Immigration : période de haute pression
Il y a des initiatives qui partent d'un bon sentiment -d'un sentiment de justice à accomplir ou à rétablir- qui dépassent
quelquefois ceux qui les lancent provoquant ainsi des situations embarrassantes pour ne pas dire ingérables. C'est peut-être
le cas avec le processus de régularisation des sans-papiers voulu par Nicolas Sarkozy. Le ministre de l'Intérieur vient en
effet de se faire taper sur les doigts par le chef du gouvernement parce que les choses traîneraient en longueur. «Il faut
apporter une réponse rapide, cela ne doit pas devenir le feuilleton de l'été», a fait remarquer le Premier ministre, lui qui a
déjà précisé qu'à son avis et pour l'instant aucun candidat à l'élection présidentielle n'avait fait de propositions à la hauteur
de la compétition. C'est donc en peu de temps la deuxième fois que Dominique de Villepin met la pression sur Nicolas
Sarkozy. Une attitude qui tendrait à prouver qu'il n'a pas dit son dernier mot et qu'il espère toujours que le vent tournera
dans les prochains mois.
Et il faut bien avouer que le Premier ministre a des raisons de s'inquiéter avec tout ce qui se passe depuis quelques jours
autour des sans-papiers. Il y a beaucoup de confusion. Après avoir annoncé une loi sur l'immigration (très ferme la loi) le
ministre de l'Intérieur a en effet choisi d'ouvrir une brèche dans son dispositif afin de prendre en compte les familles
d'enfants scolarisés en France, ce qui a donné un espoir a tous ceux qui sont dans cette situation. Résultat, hier, les files se
sont allongées devant les centres d'accueil des étrangers et, dans un entretien au quotidien Le Monde, Yannick Blanc, le
directeur général de la préfecture de police de Paris, a expliqué ou avoué que ce sont «des milliers de familles qui vont être
régularisées», ce qui -est-ce bien surprenant ?- a immédiatement fait réagir.

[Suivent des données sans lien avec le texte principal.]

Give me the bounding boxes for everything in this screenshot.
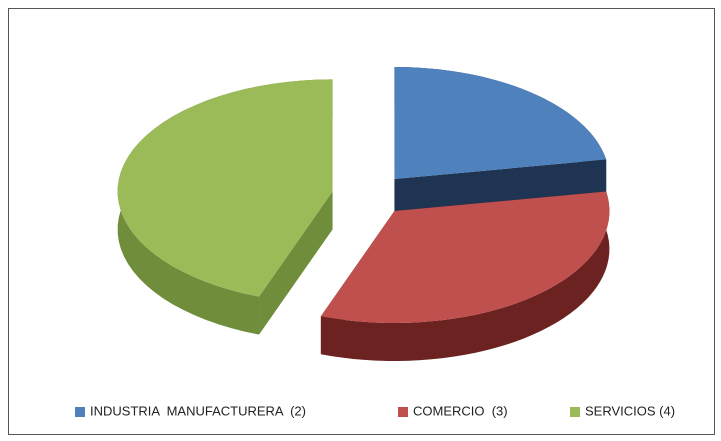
slice-side	[259, 191, 333, 335]
slice	[320, 191, 610, 323]
legend-label: COMERCIO (3)	[413, 403, 508, 418]
slice	[394, 66, 607, 179]
legend-label: SERVICIOS (4)	[585, 403, 675, 418]
slice-side	[320, 191, 610, 361]
chart-frame	[8, 8, 715, 435]
legend-swatch	[570, 407, 580, 417]
legend-swatch	[398, 407, 408, 417]
legend-swatch	[75, 407, 85, 417]
slice	[117, 79, 333, 297]
legend-label: INDUSTRIA MANUFACTURERA (2)	[90, 403, 306, 418]
slice-side	[394, 159, 607, 217]
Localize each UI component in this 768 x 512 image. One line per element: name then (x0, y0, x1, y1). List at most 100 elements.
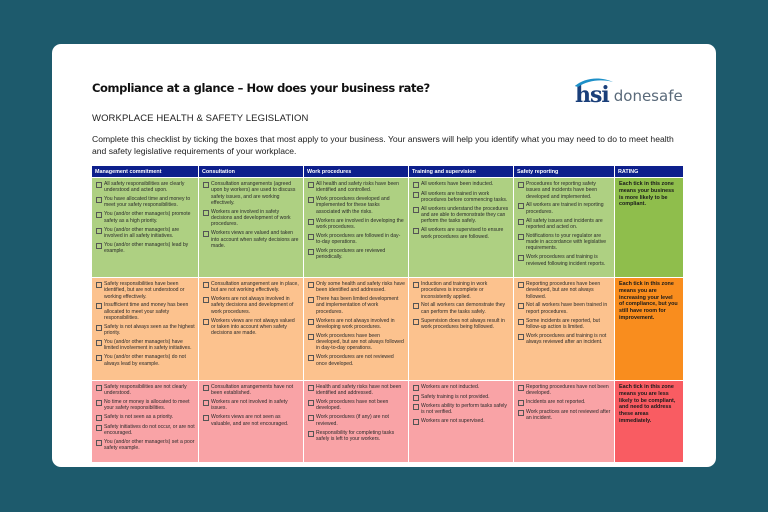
checklist-item[interactable]: Safety is not seen as a priority. (96, 414, 195, 422)
checkbox[interactable] (413, 404, 419, 411)
checkbox[interactable] (96, 385, 102, 391)
checkbox[interactable] (518, 333, 524, 340)
checklist-item[interactable]: Responsibility for completing tasks safe… (308, 430, 405, 443)
checklist-item[interactable]: All safety issues and incidents are repo… (518, 218, 611, 231)
checkbox[interactable] (308, 415, 314, 422)
checklist-item[interactable]: Work practices are not reviewed after an… (518, 409, 611, 422)
checkbox[interactable] (413, 394, 419, 401)
checkbox[interactable] (203, 297, 209, 304)
checklist-item[interactable]: Notifications to your regulator are made… (518, 233, 611, 252)
checklist-item[interactable]: Work procedures have not been developed. (308, 399, 405, 412)
checklist-item[interactable]: Work procedures and training is not alwa… (518, 333, 611, 346)
checklist-item[interactable]: You (and/or other manager/s) do not alwa… (96, 354, 195, 367)
checklist-item[interactable]: Some incidents are reported, but follow-… (518, 318, 611, 331)
checkbox[interactable] (96, 400, 102, 407)
checklist-item[interactable]: You (and/or other manager/s) have limite… (96, 339, 195, 352)
checkbox[interactable] (203, 282, 209, 288)
checkbox[interactable] (96, 424, 102, 431)
checklist-item[interactable]: Workers are not always involved in devel… (308, 318, 405, 331)
checkbox[interactable] (308, 282, 314, 288)
checkbox[interactable] (413, 282, 419, 288)
checklist-item[interactable]: All safety responsibilities are clearly … (96, 181, 195, 194)
checkbox[interactable] (96, 303, 102, 310)
checklist-item[interactable]: All health and safety risks have been id… (308, 181, 405, 194)
checklist-item[interactable]: Workers are involved in safety decisions… (203, 209, 300, 228)
checklist-item[interactable]: Safety is not always seen as the highest… (96, 324, 195, 337)
checklist-item[interactable]: Reporting procedures have been developed… (518, 281, 611, 300)
checklist-item[interactable]: Consultation arrangement are in place, b… (203, 281, 300, 294)
checkbox[interactable] (96, 242, 102, 249)
checklist-item[interactable]: Workers are involved in developing the w… (308, 218, 405, 231)
checkbox[interactable] (308, 355, 314, 362)
checkbox[interactable] (518, 385, 524, 391)
checkbox[interactable] (96, 212, 102, 219)
checklist-item[interactable]: All workers are trained in reporting pro… (518, 202, 611, 215)
checkbox[interactable] (96, 227, 102, 234)
checkbox[interactable] (96, 324, 102, 331)
checkbox[interactable] (203, 182, 209, 188)
checkbox[interactable] (96, 197, 102, 204)
checklist-item[interactable]: Workers are not involved in safety issue… (203, 399, 300, 412)
checkbox[interactable] (308, 249, 314, 256)
checklist-item[interactable]: All workers are supervised to ensure wor… (413, 227, 510, 240)
checklist-item[interactable]: Insufficient time and money has been all… (96, 302, 195, 321)
checklist-item[interactable]: Incidents are not reported. (518, 399, 611, 407)
checkbox[interactable] (203, 415, 209, 422)
checkbox[interactable] (518, 203, 524, 210)
checklist-item[interactable]: Work procedures are not reviewed once de… (308, 354, 405, 367)
checklist-item[interactable]: You (and/or other manager/s) are involve… (96, 227, 195, 240)
checklist-item[interactable]: You (and/or other manager/s) set a poor … (96, 439, 195, 452)
checkbox[interactable] (308, 182, 314, 188)
checklist-item[interactable]: Workers are not supervised. (413, 418, 510, 426)
checklist-item[interactable]: Safety initiatives do not occur, or are … (96, 424, 195, 437)
checklist-item[interactable]: Only some health and safety risks have b… (308, 281, 405, 294)
checklist-item[interactable]: Not all workers can demonstrate they can… (413, 302, 510, 315)
checklist-item[interactable]: Work procedures are followed in day-to-d… (308, 233, 405, 246)
checkbox[interactable] (308, 297, 314, 304)
checkbox[interactable] (203, 385, 209, 391)
checklist-item[interactable]: Not all workers have been trained in rep… (518, 302, 611, 315)
checkbox[interactable] (413, 303, 419, 310)
checklist-item[interactable]: Health and safety risks have not been id… (308, 384, 405, 397)
checkbox[interactable] (518, 182, 524, 188)
checklist-item[interactable]: You (and/or other manager/s) lead by exa… (96, 242, 195, 255)
checklist-item[interactable]: There has been limited development and i… (308, 296, 405, 315)
checklist-item[interactable]: Consultation arrangements (agreed upon b… (203, 181, 300, 206)
checkbox[interactable] (96, 340, 102, 347)
checkbox[interactable] (518, 409, 524, 416)
checklist-item[interactable]: All workers have been inducted. (413, 181, 510, 188)
checkbox[interactable] (518, 318, 524, 325)
checklist-item[interactable]: No time or money is allocated to meet yo… (96, 399, 195, 412)
checkbox[interactable] (308, 385, 314, 391)
checkbox[interactable] (96, 415, 102, 422)
checkbox[interactable] (308, 233, 314, 240)
checkbox[interactable] (308, 430, 314, 437)
checkbox[interactable] (203, 400, 209, 407)
checklist-item[interactable]: Work procedures are reviewed periodicall… (308, 248, 405, 261)
checklist-item[interactable]: Workers views are not seen as valuable, … (203, 414, 300, 427)
checkbox[interactable] (308, 197, 314, 204)
checkbox[interactable] (518, 303, 524, 310)
checklist-item[interactable]: You (and/or other manager/s) promote saf… (96, 211, 195, 224)
checkbox[interactable] (96, 282, 102, 288)
checkbox[interactable] (203, 318, 209, 325)
checklist-item[interactable]: Workers ability to perform tasks safely … (413, 403, 510, 416)
checklist-item[interactable]: Work procedures and training is reviewed… (518, 254, 611, 267)
checkbox[interactable] (518, 218, 524, 225)
checkbox[interactable] (413, 419, 419, 426)
checklist-item[interactable]: Work procedures developed and implemente… (308, 196, 405, 215)
checkbox[interactable] (96, 355, 102, 362)
checklist-item[interactable]: Workers views are not always valued or t… (203, 318, 300, 337)
checkbox[interactable] (518, 255, 524, 262)
checkbox[interactable] (96, 440, 102, 447)
checklist-item[interactable]: All workers understand the procedures an… (413, 206, 510, 225)
checkbox[interactable] (203, 231, 209, 238)
checklist-item[interactable]: You have allocated time and money to mee… (96, 196, 195, 209)
checkbox[interactable] (413, 206, 419, 213)
checkbox[interactable] (203, 209, 209, 216)
checklist-item[interactable]: Induction and training in work procedure… (413, 281, 510, 300)
checklist-item[interactable]: Procedures for reporting safety issues a… (518, 181, 611, 200)
checkbox[interactable] (308, 218, 314, 225)
checkbox[interactable] (413, 182, 419, 188)
checkbox[interactable] (308, 333, 314, 340)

Jean-Marie le Pen a dit redouter la création d'une nouvelle filière d'immigration familiale. Il voit là une bonne occasion de
rappeler que la fermeté c'est lui et personne d'autre. Et il a formulé cela en expliquant qu'on savait déjà que le Kärcher du
ministre de l'Intérieur n'était qu'un brumisateur, et qu'aujourd'hui on apprenait que s'il voulait effectivement organiser des
charters de clandestins, c'était vers la France et non l'inverse. Ambiance. Ceux qui pensaient que la campagne présidentielle
ne se ferait pas sur les thèmes de la violence et de l'immigration se sont un peu trompés. D'ailleurs pour couper court à une
polémique qu'il sent monter, Nicolas Sarkozy a cru bon de contredire et même de remettre à sa place Yannick Blanc en
rappelant que tous ceux qui parlent de chiffres parlent de sujets qu'ils ne connaissent pas, ce qui est pour le moins
surprenant pour un directeur général de préfecture de police chargé du dossier.

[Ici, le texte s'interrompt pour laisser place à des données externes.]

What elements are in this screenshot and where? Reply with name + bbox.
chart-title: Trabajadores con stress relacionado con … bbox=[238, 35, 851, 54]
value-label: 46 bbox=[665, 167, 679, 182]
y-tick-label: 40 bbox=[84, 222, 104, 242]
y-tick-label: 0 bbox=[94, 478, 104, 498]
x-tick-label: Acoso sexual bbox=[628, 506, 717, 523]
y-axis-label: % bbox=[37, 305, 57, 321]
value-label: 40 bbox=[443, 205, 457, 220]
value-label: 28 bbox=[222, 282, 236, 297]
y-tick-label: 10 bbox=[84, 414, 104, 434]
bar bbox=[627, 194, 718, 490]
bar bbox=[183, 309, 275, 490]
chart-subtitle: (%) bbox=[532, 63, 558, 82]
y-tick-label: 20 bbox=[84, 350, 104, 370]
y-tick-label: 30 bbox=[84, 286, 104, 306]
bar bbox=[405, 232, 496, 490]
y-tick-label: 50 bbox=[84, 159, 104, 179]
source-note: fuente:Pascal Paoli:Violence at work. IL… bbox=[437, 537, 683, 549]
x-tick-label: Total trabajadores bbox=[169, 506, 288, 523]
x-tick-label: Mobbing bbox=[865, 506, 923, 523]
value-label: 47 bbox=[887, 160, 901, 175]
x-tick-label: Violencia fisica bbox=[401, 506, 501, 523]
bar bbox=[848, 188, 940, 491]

En réalité, Nicolas Sarkozy veut du cas par cas. Or le cas par cas reviendrait à examiner entre 50 et 100 000 dossiers
suivant le Réseau Education sans Frontières. Une tâche difficile et presque insurmontable qui reviendrait à mettre en place
une vraie politique de régularisation sans le dire. Ou sans s'en rendre compte, ce qui est plus étonnant. Finalement la grande
leçon de tous cela, c'est qu'il ne faut jamais parler plus vite que notre ombre.